Veri provides two deployment paths:
- Hosted deployment — deploy directly from a completed training job. Veri provisions GPU, serves the model, and gives you an OpenAI-compatible endpoint with per-request logging and metrics.
- Self-hosted — download the checkpoint and serve it in your own stack (vLLM, SGLang, Transformers, etc.).
Hosted Deployment
Create a deployment
Deploy a completed training job as an inference endpoint:
from veri_sdk import Client
client = Client()
deployment = client.deployments.create(
model="JOB_ID", # training job ID
source="training_job",
name="my-math-model",
gpu={"gpu_type": "H100", "gpu_count": 1},
)
print(f"Deployment ID: {deployment.id}")
print(f"Status: {deployment.status}")
curl -X POST https://api.veri.studio/v1/deployments \
-H "Authorization: Bearer $VERI_API_KEY" \
-H "Content-Type: application/json" \
-d '{
"model": "JOB_ID",
"source": "training_job",
"name": "my-math-model",
"gpu": {
"gpu_type": "H100",
"gpu_count": 1
}
}'
You can also deploy HuggingFace models directly:
curl -X POST https://api.veri.studio/v1/deployments \
-H "Authorization: Bearer $VERI_API_KEY" \
-H "Content-Type: application/json" \
-d '{
"model": "Qwen/Qwen3-4B",
"source": "huggingface",
"name": "qwen3-base",
"gpu": {"gpu_type": "A100-80GB", "gpu_count": 1}
}'
Deployment lifecycle
Queued
Deployment created, waiting for GPU provisioning.
Provisioning
GPU instance is starting and the model is loading.
Serving
Endpoint is live and accepting inference requests.
Stopped
Deployment was stopped by the user.
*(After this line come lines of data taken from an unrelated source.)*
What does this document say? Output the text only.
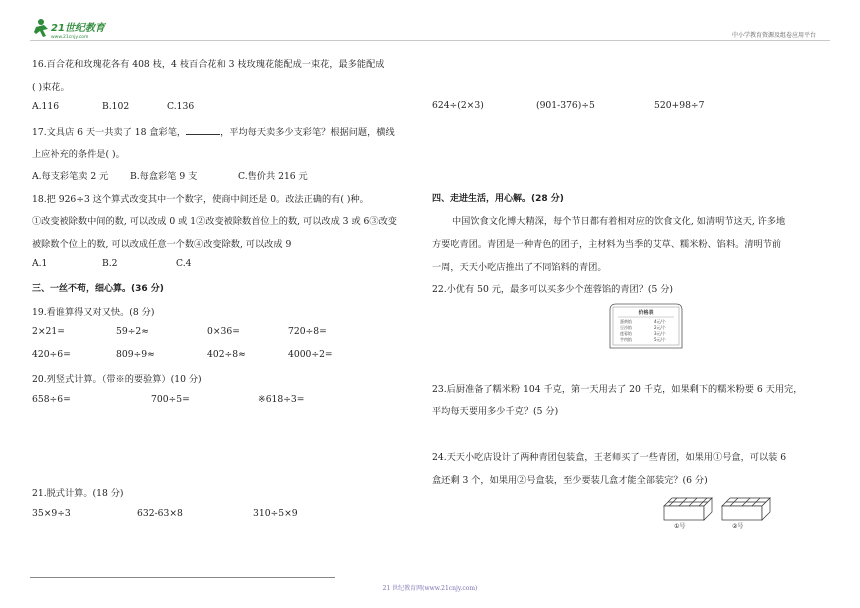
21世纪教育
www.21cnjy.com	中小学教育资源及组卷应用平台
16.百合花和玫瑰花各有 408 枝，4 枝百合花和 3 枝玫瑰花能配成一束花，最多能配成
( )束花。
A.116	B.102	C.136
17.文具店 6 天一共卖了 18 盒彩笔，	，平均每天卖多少支彩笔？根据问题，横线
上应补充的条件是( )。
A.每支彩笔卖 2 元 B.每盒彩笔 9 支	C.售价共 216 元
18.把 926÷3 这个算式改变其中一个数字，使商中间还是 0。改法正确的有( )种。
①改变被除数中间的数, 可以改成 0 或 1②改变被除数首位上的数, 可以改成 3 或 6③改变
被除数个位上的数, 可以改成任意一个数④改变除数, 可以改成 9
A.1	B.2	C.4
三、一丝不苟，细心算。(36 分)
19.看谁算得又对又快。(8 分)
2×21=	59÷2≈	0×36=	720÷8=
420÷6=	809÷9≈	402÷8≈	4000÷2=
20.列竖式计算。（带※的要验算）(10 分)
658÷6=	700÷5=	※618÷3=
21.脱式计算。(18 分)
35×9÷3	632-63×8	310÷5×9
624÷(2×3)	(901-376)÷5	520+98÷7
四、走进生活，用心解。(28 分)
中国饮食文化博大精深，每个节日都有着相对应的饮食文化, 如清明节这天, 许多地
方要吃青团。青团是一种青色的团子，主材料为当季的艾草、糯米粉、馅料。清明节前
一周，天天小吃店推出了不同馅料的青团。
22.小优有 50 元，最多可以买多少个莲蓉馅的青团？(5 分)
价格表
蛋黄馅	4元/个
豆沙馅	2元/个
莲蓉馅	3元/个
芋肉馅	5元/个
23.后厨准备了糯米粉 104 千克，第一天用去了 20 千克，如果剩下的糯米粉要 6 天用完，
平均每天要用多少千克？(5 分)
24.天天小吃店设计了两种青团包装盒，王老师买了一些青团，如果用①号盒，可以装 6
盒还剩 3 个，如果用②号盒装，至少要装几盒才能全部装完？(6 分)
①号	②号
21 世纪教育网(www.21cnjy.com)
GPU released, billing stopped.
Send inference requests
Once the deployment is serving, send OpenAI-compatible chat completion requests:
from openai import OpenAI
client = OpenAI(
base_url="https://api.veri.studio/v1/deployments/DEPLOYMENT_ID",
api_key="vk_your_api_key",
)
response = client.chat.completions.create(
model="my-math-model",
messages=[
{"role": "user", "content": "What is 15% of 240?"}
],
)
print(response.choices[0].message.content)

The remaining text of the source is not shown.